Nickel Prices Head for Longest Run of Monthly Gains Since 2009

Apr 25, 2014 2:13 pm ET

April 25 (Bloomberg) -- Nickel prices rose, heading for the longest run of monthly gains since 2009, on concern that more sanctions from the U.S. and Europe will be imposed against Russia, the world’s largest producer of the refined metal.

As Ukraine tensions mount, the Group of Seven nations are preparing new measures against Russia, German Chancellor Angela Merkel said. Indonesia, the top nickel producer from mines, banned exports of unprocessed ore in January.

“At one point next week, markets will likely have to deal with the increased likelihood of another round of sanctions being imposed,” Edward Meir, an analyst at INTL FCStone Inc. in New York, said in a report. “We expect to see some fallout on ‘Russian-centric’ commodities like oil, nickel, platinum, palladium and aluminum.”

Nickel for delivery in three months climbed 0.5 percent to $18,445 a metric ton at 5:51 p.m. on the London Metal Exchange. The price headed for the fifth straight monthly gain, the longest rally since August 2009. The commodity has jumped 33 percent this year.

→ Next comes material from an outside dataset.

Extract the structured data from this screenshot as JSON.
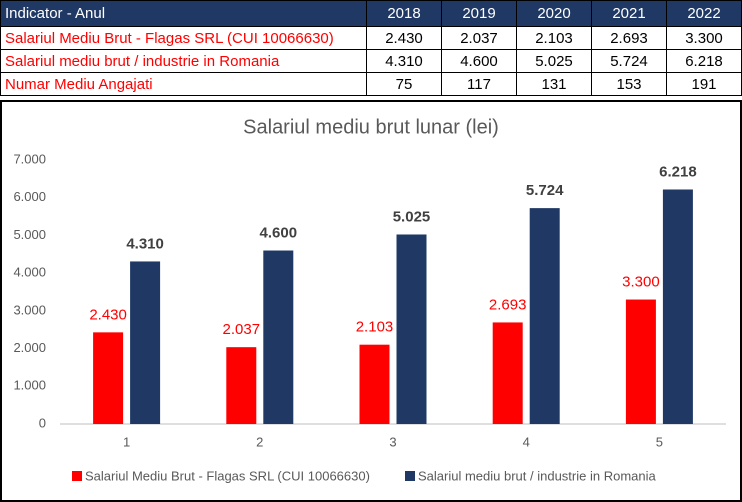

This month, nickel has climbed 16 percent, heading for the biggest increase since March 2010. Yesterday, the price reached $18,600, the highest since Feb. 6, 2013. The commodity, used to make stainless steel, rose to a record $51,800 in May 2007.

The Indonesian ban will boost raw-material costs and curb output in Japan, the nation’s biggest ferro-nickel makers said. The nickel market faces a shortfall of 100,000 tons in 2015, the first since 2010, BNP Paribas SA said yesterday.

Copper for delivery in three months gained 0.2 percent to $6,765 a ton ($3.07 a pound) on the LME. Aluminum, zinc, lead and tin dropped.

On the Comex in New York, copper futures for July delivery rose 0.2 percent to $3.093 a pound. The price climbed for the third straight week, the longest rally since mid-August.

--With assistance from Jae Hur in Tokyo and Maria Kolesnikova in London.